Microsoft has launched GitHub Advanced Security for Azure DevOps in public preview today. The new service is designed to help developers embed automated security checks into the platform to protect their application code and supply chain.
Microsoft first introduced GitHub Advanced Security in private preview back in November 2022. The service allows customers to address the most common threats (secrets, keys, and passwords) in the software development life cycle. The secret scanning feature helps to block code pushing containing secrets into Azure repositories.
“Exposed credentials are implicated in over 50% of security breaches. GitHub Advanced Security for Azure DevOps can not only help you find secrets that have already been exposed in Azure Repos, but also help you prevent new exposures by blocking any pushes to Azure Repos that contain secrets. All with a single click,” explained Aaron Hallberg, VP of Product Management, GitHub.
Code Scanning
GitHub Advanced Security for Azure DevOps also uses the CodeQL static analysis engine to detect code vulnerabilities, such as authorization bypass and SQL injection attacks. The code scanning feature supports popular programming languages, including Python, C++, C#, Java, Go, and JavaScript/TypeScript.
Dependency Scanning
Lastly, GitHub Advanced Security for Azure DevOps scans the source code to find direct and transitive dependencies for open-source packages. It also provides information to help developers upgrade the packages in order to mitigate security issues within the application code.

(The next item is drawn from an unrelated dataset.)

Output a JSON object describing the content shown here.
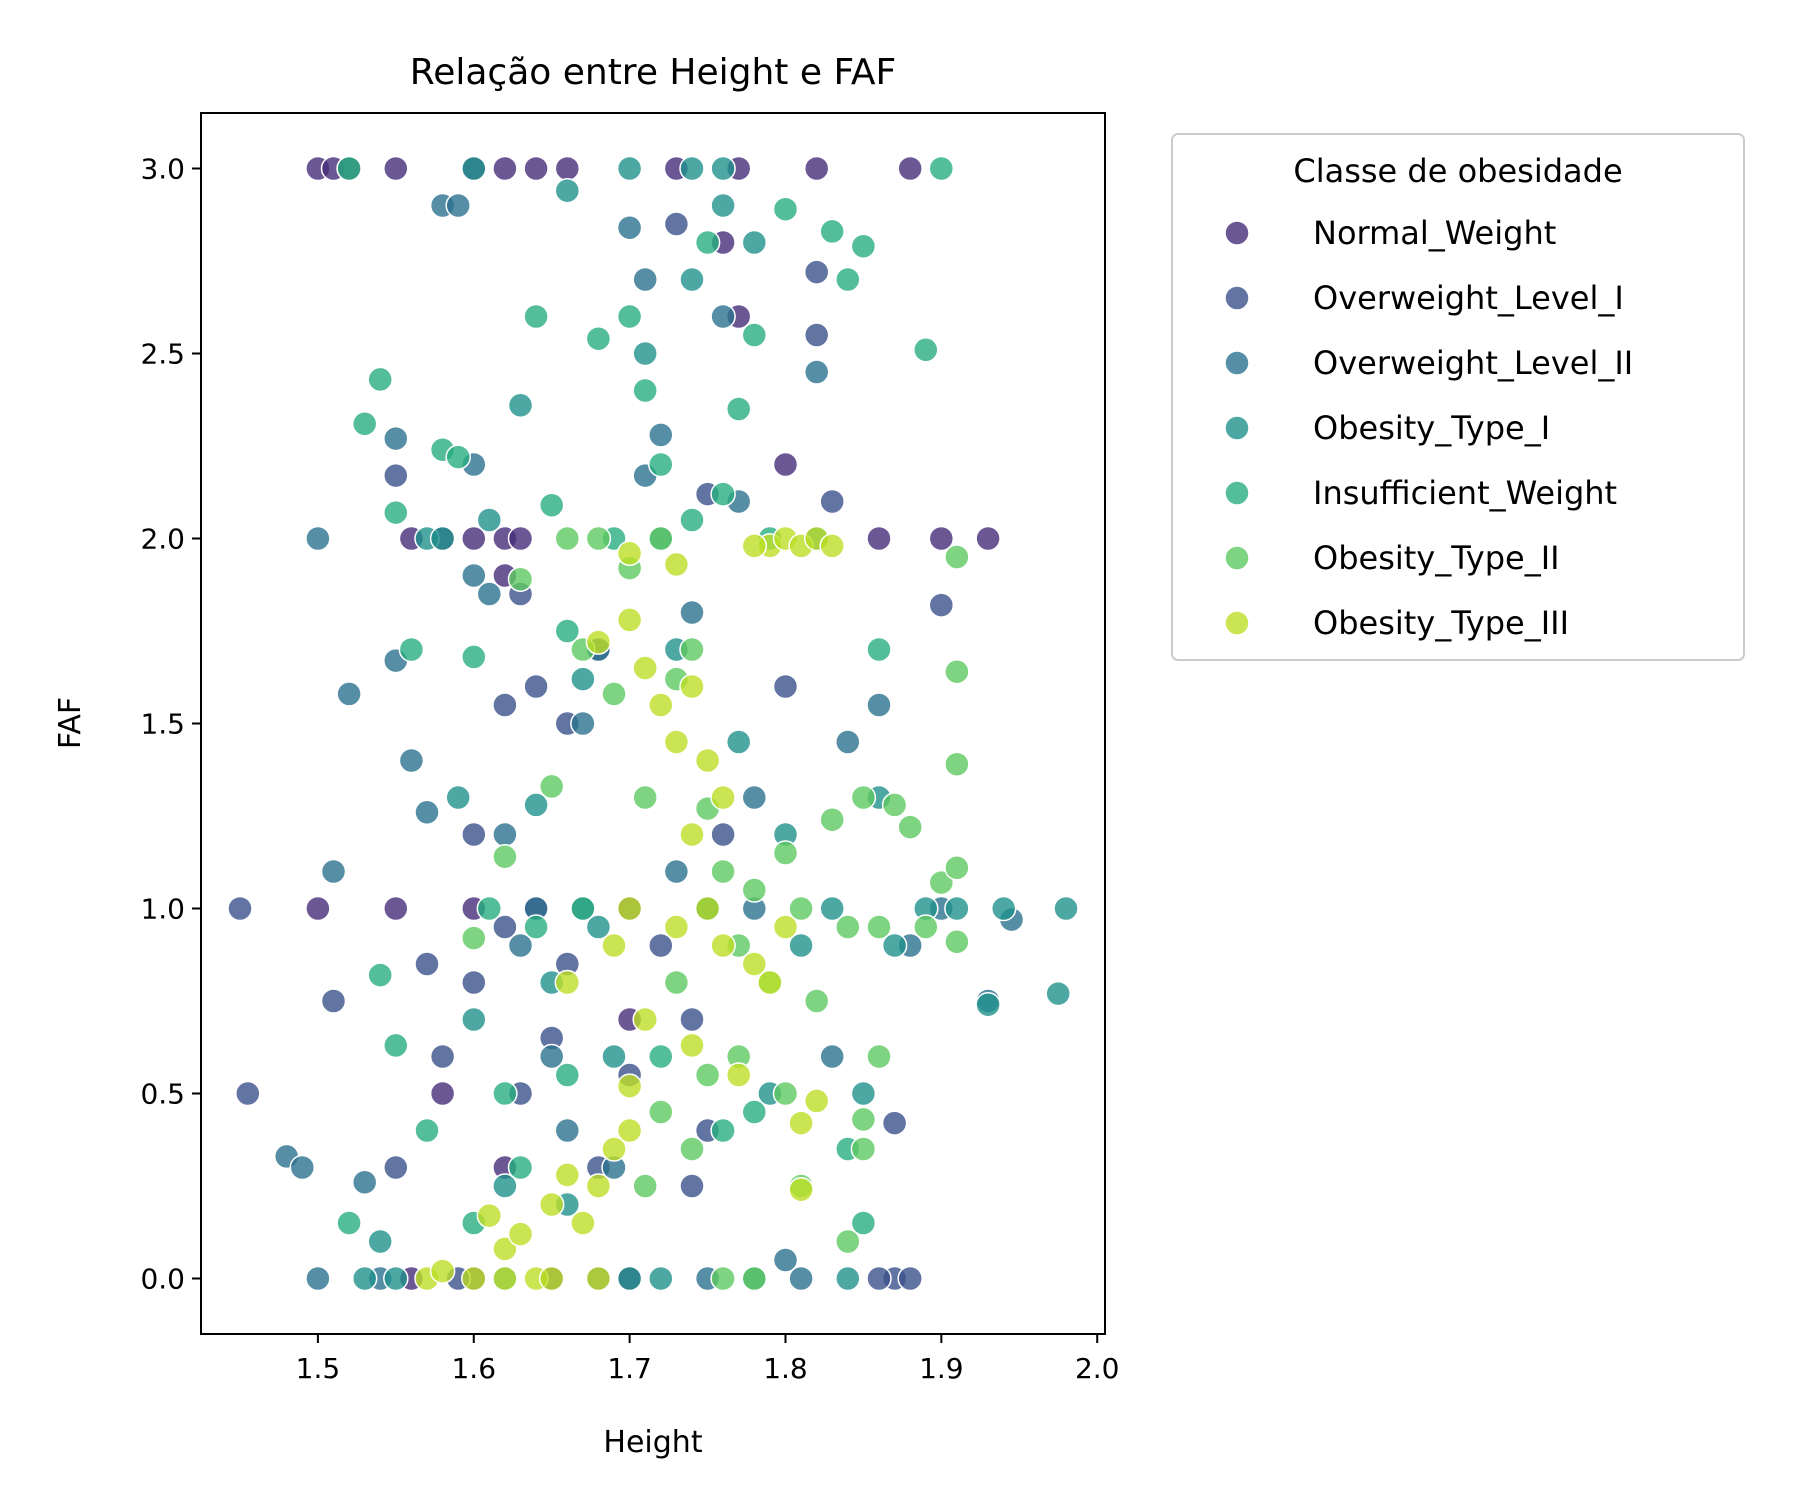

GitHub Advanced Security for Azure DevOps pricing details
Overall, Microsoft’s GitHub Advanced Security service should help to bolster Azure DevOps security. The new solution is available for all enterprise customers worldwide, and it costs $49 per active committer per month. However, IT admins will be able to use the Azure DevOps configuration settings to enable/disable security protections for select repositories.